From Deseret News archives:
New BLM director sees positive future for Utah land issues
SALT LAKE CITY — With the taste of gritty dust in his mouth and the smell of a harvest on the wind, Juan Palma was just a little boy when he worked in the fields from south Texas to Yakima Valley, Wash.
Tomatoes and peppers in one state, grapes on the vine in another and hops and sugar beets all awaited the hands of Palma's migrant farm family.
It was during this formative time in his youth that the new Utah director of the Bureau of Land Management says his love of the land was planted, even as he plucked its bounty.
"Seeing those beautiful scenic vistas from the back of the truck, peering out through the slats … I thought this has got to be like heaven, those beautiful mountains," Palma said.
Little did he know, as he witnessed the grandeur of the snow-capped Sierras from the floors of the Sacramento Valley, that he would one day go on to manage those lands.
"That is the wonder and acknowledgment — that in America, anything is possible," he said.
A business management major from BYU, Palma may have had his nose stuck in finance and sales at one point, but he was never far from the dirt he grew up with.
Settling in the little town of Vale, Ore., Palma was atop a tractor one day when a farmer who knew his university background asked him why he was still getting his hands dirty.

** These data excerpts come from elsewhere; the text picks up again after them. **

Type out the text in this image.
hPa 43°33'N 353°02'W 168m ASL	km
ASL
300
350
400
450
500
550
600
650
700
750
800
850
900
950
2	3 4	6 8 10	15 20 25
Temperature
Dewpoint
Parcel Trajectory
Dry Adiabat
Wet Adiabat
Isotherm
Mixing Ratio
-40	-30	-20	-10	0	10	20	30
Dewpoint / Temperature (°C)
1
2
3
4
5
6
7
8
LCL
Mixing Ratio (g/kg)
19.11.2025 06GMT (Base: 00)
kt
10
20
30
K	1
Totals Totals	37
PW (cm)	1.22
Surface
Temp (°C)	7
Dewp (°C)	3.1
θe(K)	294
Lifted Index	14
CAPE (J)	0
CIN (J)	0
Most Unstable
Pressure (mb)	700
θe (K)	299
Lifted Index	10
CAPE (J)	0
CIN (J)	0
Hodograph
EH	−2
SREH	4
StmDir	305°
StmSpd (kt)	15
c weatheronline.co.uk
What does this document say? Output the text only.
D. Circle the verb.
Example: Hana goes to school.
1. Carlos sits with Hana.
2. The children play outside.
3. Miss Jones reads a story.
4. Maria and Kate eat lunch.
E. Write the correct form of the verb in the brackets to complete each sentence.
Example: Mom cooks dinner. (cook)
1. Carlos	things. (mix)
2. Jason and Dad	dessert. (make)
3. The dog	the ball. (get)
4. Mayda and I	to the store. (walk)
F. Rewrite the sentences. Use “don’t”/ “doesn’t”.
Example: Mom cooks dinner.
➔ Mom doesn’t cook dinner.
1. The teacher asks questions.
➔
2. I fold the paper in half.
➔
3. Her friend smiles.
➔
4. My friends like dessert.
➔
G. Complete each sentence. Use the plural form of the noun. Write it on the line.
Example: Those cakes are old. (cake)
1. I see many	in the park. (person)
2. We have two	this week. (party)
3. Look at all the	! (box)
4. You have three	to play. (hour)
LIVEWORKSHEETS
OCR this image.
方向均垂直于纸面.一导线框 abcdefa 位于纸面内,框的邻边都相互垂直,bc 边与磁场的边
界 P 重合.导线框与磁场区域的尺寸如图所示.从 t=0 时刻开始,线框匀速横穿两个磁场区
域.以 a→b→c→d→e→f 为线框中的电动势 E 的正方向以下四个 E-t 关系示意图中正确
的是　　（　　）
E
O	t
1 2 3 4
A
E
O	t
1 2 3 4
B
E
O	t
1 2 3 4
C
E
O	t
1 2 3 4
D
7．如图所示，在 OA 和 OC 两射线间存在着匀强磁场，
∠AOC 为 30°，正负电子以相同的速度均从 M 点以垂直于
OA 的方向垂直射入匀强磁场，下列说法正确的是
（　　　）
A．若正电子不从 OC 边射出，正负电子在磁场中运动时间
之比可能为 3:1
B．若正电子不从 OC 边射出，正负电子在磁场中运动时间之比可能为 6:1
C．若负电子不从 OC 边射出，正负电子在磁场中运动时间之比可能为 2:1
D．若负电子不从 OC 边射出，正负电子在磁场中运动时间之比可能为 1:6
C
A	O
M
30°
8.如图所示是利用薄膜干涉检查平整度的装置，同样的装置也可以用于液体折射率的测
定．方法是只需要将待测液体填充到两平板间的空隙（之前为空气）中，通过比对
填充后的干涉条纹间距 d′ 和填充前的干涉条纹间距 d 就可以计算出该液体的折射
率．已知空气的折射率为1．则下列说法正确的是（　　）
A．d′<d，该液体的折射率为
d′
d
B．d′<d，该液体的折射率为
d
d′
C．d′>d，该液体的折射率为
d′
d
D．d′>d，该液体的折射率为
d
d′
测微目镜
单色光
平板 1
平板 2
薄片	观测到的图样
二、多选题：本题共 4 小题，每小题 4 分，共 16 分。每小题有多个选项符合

The question and some soul searching led him to the U.S. Forest Service, where he landed a job.
"I was fascinated that there was an agency like this," Palma said. "The concept of public lands was a foreign idea to me."
He later wound up at the Bureau of Land Management in the eastern Oregon district based in Vale, managing a "big building" he'd watched rise from the ground during the days he drove the tractor.
By 2000, he left the federal agency to take on the responsibility of executive director of the Tahoe Regional Planning Agency, a unique two-state compact between Nevada and California established to oversee all planning and development in the Tahoe Region.
It was a déj?vu moment for Palma, who as a boy had stared in awe at the Sierras.
Like so many of the paths in Palma's life, his newest post has him circling back to the time when he was raising his family in Utah and watching his children graduate from high school and go on to college.
He's returned to a sentinel moment in his past this summer and has undertaken management of the Utah BLM, which has been the fulcrum of controversy the past two years — from resource management plans under legal challenge to pulled oil and gas leases once secured at auction.